Oral Presentation Australian Society for Fish Biology Conference 2017

Climatic conditions and seaweed habitat quality provide indicators of reef fish recruitment strength (#57)

Shaun K Wilson 1 , Martial Depczynski 2 , Thomas H Holmes 1 , Mae Noble 3 , Ben Radford 2 , Paul Tinkler 4 , Christopher J Fulton 3
  1. Department of Biodiversity, Conservation and Attractions, Kenisington, WA, Australia
  2. Australian Institute of Marine Science, Crawley, WA, Australia
  3. Research School of Biology, Australian National University, Canberra, ACT, Australia
  4. School of Life and Environmental Sciences, Deakin University, Warrnambool, Vic, Australia

Tropical macroalgal fields are important nurseries for fish of commercial and conservation significance. We investigated how local-scale variations in macroalgal habitat quality interact with large-scale climatic conditions (Southern Oscillation Index, SOI) to influence the recruitment of three emperor species (Lethrinus spp.) at Ningaloo. Fish recruits (<5cm TL) and juveniles (5-15 cm TL) of all three species were almost exclusively found in macroalgal habitats, while adults of two of these species (L. nebulosus and L. atkinsoni) were predominantly found on adjacent coral reefs. Annual supply rates of recruits was positively correlated with variation in the SOI (r2 =0.9), La Nina conditions associated with higher recruitment. However, local rates of recruitment were generally poor predictors of older juvenile abundance.
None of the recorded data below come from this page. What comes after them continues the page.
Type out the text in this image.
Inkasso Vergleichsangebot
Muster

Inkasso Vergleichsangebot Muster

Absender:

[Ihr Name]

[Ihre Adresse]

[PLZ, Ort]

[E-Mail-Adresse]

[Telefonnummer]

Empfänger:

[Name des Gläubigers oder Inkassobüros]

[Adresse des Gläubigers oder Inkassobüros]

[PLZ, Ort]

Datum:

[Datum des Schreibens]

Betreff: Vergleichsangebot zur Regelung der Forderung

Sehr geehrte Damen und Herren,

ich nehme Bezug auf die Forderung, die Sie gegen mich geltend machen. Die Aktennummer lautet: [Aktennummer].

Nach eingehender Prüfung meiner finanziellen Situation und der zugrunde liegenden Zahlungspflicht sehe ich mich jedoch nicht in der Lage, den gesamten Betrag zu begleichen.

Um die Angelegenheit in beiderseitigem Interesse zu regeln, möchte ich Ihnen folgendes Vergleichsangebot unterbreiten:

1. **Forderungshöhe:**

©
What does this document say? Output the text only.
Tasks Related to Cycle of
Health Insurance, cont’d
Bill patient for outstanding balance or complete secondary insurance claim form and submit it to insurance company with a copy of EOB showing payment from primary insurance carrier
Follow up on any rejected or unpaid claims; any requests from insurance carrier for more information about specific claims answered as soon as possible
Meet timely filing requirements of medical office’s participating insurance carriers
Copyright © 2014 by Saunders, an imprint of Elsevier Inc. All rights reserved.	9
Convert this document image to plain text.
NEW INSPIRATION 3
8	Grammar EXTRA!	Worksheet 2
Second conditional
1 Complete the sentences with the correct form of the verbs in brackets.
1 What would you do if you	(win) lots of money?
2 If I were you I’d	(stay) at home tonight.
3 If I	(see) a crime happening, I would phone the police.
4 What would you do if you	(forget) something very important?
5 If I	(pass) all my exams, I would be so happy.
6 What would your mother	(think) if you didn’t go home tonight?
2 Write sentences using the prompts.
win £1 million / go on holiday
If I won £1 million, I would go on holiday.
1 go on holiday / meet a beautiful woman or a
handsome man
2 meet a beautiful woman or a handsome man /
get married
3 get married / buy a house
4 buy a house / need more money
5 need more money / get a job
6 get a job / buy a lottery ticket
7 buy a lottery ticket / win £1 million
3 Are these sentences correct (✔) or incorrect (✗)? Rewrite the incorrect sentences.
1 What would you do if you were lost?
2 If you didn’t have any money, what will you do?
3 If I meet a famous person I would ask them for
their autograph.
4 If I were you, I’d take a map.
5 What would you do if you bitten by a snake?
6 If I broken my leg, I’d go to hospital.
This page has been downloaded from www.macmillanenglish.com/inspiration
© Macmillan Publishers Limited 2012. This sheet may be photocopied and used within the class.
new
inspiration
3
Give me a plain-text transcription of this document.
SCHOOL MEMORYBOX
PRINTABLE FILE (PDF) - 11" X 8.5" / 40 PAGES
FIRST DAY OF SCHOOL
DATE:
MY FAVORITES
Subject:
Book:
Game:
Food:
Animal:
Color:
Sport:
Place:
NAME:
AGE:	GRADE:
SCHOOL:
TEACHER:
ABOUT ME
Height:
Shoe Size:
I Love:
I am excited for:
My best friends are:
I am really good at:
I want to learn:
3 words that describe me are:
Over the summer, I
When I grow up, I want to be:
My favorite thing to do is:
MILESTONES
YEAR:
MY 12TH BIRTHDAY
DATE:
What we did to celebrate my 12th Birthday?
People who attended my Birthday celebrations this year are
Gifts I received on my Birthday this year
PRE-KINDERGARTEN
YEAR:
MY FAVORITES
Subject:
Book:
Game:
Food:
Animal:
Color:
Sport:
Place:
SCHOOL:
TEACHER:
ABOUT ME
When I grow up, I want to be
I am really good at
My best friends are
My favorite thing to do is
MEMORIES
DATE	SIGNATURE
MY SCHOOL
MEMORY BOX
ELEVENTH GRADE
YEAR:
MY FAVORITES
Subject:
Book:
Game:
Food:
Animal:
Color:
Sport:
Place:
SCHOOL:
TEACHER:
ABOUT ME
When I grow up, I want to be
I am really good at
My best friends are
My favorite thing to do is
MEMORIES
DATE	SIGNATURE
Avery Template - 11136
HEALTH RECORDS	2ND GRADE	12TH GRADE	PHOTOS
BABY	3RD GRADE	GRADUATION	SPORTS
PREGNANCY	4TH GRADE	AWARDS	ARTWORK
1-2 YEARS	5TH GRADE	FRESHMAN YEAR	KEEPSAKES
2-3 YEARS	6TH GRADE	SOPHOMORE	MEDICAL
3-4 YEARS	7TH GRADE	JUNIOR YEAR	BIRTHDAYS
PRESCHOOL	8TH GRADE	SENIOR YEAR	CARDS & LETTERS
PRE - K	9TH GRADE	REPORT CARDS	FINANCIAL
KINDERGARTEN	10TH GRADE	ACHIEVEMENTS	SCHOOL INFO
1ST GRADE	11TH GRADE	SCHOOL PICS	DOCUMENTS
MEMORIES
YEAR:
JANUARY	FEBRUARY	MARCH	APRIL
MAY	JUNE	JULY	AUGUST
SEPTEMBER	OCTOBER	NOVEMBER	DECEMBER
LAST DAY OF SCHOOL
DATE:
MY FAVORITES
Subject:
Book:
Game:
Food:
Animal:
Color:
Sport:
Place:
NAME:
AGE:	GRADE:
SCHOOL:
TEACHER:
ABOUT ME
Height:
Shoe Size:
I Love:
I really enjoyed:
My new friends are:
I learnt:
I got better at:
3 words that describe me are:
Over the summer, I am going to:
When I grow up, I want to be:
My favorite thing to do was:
Instead, local juvenile abundance was more closely related to structural characteristics of macroalgae nursery habitat quality (density, canopy height, canopy cover) and/or predator biomass, at the time of survey, with species-specific habitat associations apparent. Thus large scale climate and oceanic processes strongly influence the supply of recruits to Ningaloo, however distribution and persistence of juveniles is more closely related to the structure of local macroalgal patches. These results highlight the importance of macroalgal nursery habitats that maintain high canopy density, height and cover for supporting fish populations.